A Letter From Our Publisher

When my husband and I were in the process of adopting our youngest son, Jamie, in 2004, from Russia, I looked high and low for a book to read to my older child, Jacob, that would explain what we were going through. I found books about adoption from China, books about domestic adoption, and books about adoption from beautiful tropical places. I found books about adopting transracially, and books about adopting from foster care. I found books telling kids it was okay to be adopted, and books that celebrated adoption day, and books about non-traditional families. But nowhere could I find a book about adopting from Russia.

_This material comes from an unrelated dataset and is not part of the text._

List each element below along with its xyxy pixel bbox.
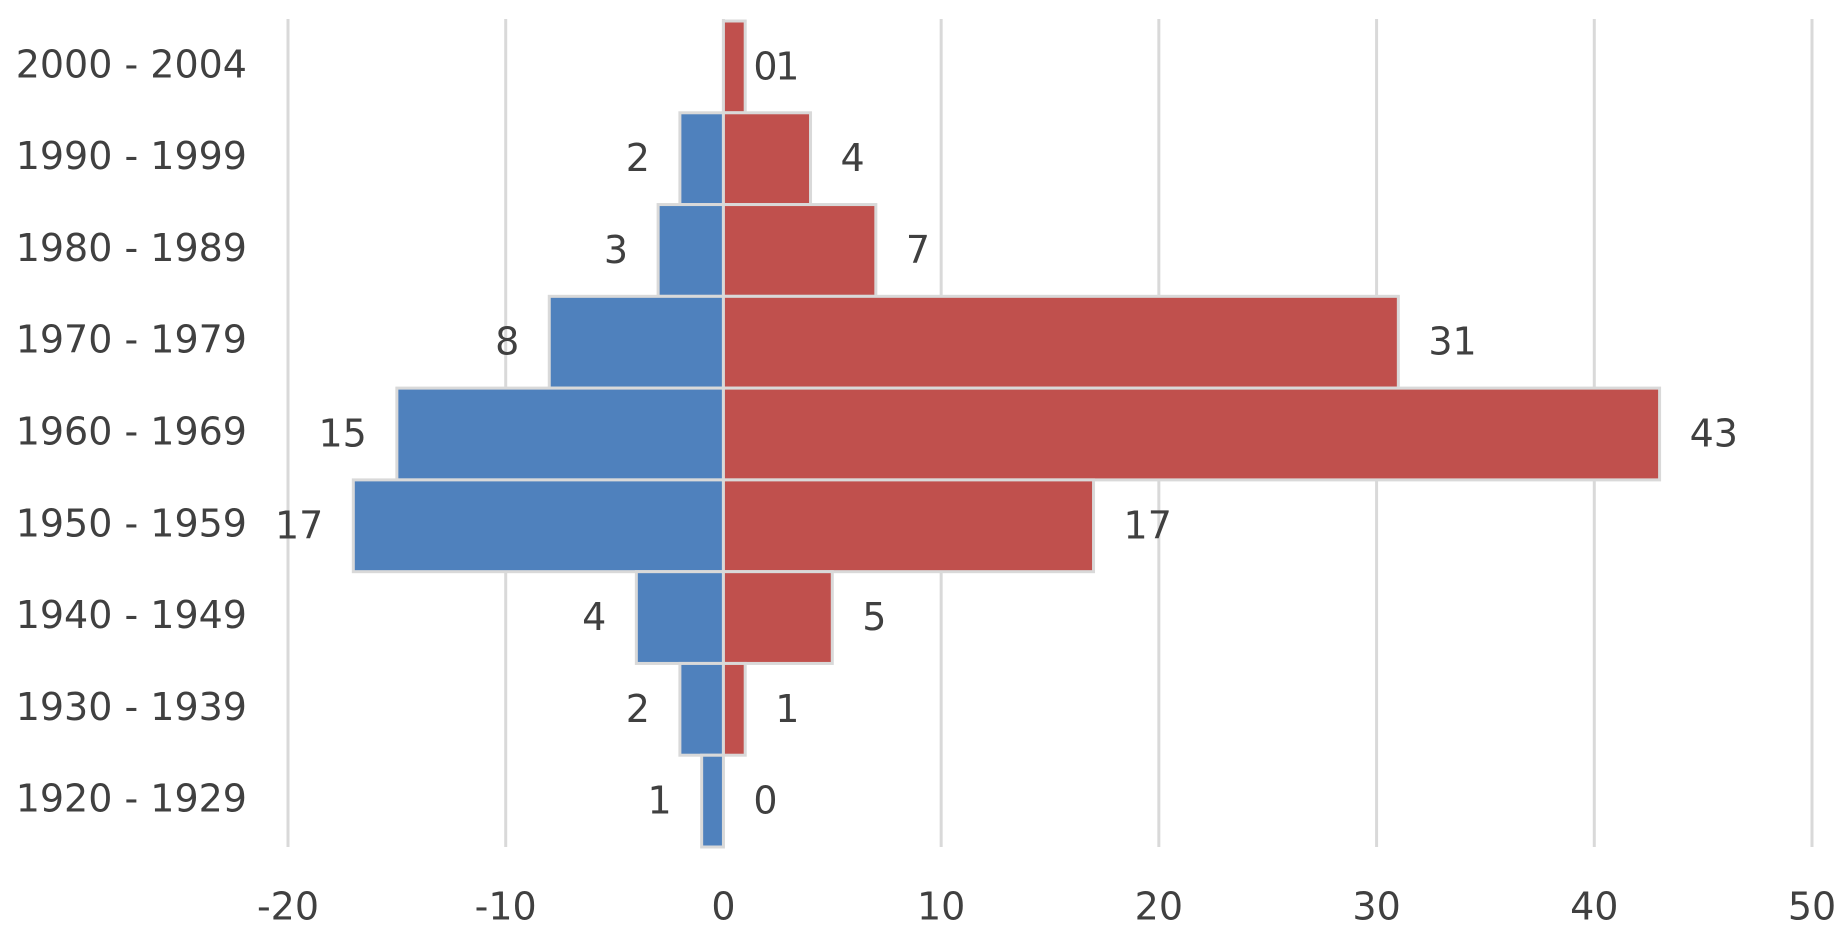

So I decided to create one.

When I Met You: A Story of Russian Adoption, was the book that came out of that initial impulse. Funnily enough, once Jamie came to our family I realized that it wasn’t his brother who needed a book about adoption from Russia, but it was Jamie! Jamie, and the tens of thousands of other children adopted from Russia and other former Soviet countries needed a book that honored their experience and which spoke directly to them.

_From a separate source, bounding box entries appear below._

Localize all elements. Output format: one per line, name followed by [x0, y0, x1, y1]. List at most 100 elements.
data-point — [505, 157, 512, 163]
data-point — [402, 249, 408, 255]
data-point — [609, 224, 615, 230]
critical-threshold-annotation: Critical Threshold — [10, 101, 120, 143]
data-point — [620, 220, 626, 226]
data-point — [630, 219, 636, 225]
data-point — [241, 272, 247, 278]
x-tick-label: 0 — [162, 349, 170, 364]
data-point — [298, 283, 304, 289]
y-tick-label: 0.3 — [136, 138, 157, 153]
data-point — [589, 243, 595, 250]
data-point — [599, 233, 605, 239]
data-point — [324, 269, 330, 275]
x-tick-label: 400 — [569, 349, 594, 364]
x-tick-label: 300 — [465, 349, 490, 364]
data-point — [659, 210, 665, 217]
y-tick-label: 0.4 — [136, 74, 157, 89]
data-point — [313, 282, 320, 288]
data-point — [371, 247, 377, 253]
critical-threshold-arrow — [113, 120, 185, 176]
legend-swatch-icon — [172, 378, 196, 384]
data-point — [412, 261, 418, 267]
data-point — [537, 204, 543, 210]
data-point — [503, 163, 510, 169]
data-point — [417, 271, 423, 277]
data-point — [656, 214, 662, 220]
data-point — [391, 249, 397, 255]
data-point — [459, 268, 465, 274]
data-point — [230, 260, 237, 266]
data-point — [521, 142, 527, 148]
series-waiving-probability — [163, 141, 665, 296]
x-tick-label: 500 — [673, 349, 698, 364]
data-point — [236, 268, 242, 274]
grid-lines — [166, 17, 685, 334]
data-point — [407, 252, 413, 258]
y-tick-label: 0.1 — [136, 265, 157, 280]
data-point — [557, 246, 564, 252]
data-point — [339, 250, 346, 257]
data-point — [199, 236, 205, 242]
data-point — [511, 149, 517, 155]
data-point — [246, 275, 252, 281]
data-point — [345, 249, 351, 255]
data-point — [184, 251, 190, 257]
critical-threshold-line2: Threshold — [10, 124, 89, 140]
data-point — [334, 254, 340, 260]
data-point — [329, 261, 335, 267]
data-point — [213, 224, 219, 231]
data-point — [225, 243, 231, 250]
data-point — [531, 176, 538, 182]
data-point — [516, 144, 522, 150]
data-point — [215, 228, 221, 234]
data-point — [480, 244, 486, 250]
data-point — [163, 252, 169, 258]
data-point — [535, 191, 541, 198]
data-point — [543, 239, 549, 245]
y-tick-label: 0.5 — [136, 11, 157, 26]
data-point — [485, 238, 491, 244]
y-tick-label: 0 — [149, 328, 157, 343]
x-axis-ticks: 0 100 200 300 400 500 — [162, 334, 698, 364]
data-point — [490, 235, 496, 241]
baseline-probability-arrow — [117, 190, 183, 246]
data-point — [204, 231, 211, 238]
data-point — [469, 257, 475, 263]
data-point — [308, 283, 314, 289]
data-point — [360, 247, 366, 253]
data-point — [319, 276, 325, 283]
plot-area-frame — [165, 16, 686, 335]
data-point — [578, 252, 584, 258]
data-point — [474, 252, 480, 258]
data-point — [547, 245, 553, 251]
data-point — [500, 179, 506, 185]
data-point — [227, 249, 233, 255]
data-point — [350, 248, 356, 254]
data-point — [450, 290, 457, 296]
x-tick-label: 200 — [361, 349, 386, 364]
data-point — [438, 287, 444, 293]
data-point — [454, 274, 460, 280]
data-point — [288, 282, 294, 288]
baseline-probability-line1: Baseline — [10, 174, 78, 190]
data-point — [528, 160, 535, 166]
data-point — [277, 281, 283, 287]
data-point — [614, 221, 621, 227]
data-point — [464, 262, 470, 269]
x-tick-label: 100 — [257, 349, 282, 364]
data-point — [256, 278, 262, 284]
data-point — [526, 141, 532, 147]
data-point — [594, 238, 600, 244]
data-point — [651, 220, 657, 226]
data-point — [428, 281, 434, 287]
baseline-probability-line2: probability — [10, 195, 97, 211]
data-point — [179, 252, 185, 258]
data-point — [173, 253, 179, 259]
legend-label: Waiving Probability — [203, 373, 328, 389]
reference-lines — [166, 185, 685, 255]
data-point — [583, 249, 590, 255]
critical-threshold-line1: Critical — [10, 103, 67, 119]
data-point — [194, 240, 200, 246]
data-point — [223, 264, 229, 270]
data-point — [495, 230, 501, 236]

When I Met You has been received very well in the adoption community, and it was only natural that two years later a second book, Mishka: An Adoption Tale, followed. Where the first book is a “lap book” – one you read to the child in your lap – Mishka is a real story, complete with a bottom-heavy bear as its main character, and a plotline that follows the stages of a typical EE adoption.

Next projects were a book about activities for families in central North Carolina, The Big Fun Guide to Tar Heel Country, by my friend, Erin Donoshue Baldwin, and another adoption book, The Forever Friends Club, by Sue Gainor and Sarah Gibson, illustrated by Miranda R. Mueller. And with my current project, Easy to Love but Hard to Raise: Real Parents, Challenging Kids, True Stories, co-edited by Kay Marner and me, and written by 35 parents and 20 experts in the field of child behavior, I’ve turned a corner in the kind of books I want to publish. I’m moving away from children’s books and towards books for adults. Stay tuned for many more of these types of projects in the future! With the success of Easy to Love but Hard to Raise we hope to put out many calls for participation.

I hope you’ve enjoyed what I’ve had to offer! Pay attention for more from DRT Press over the next few years. My company may be tiny, but I’ve got big dreams.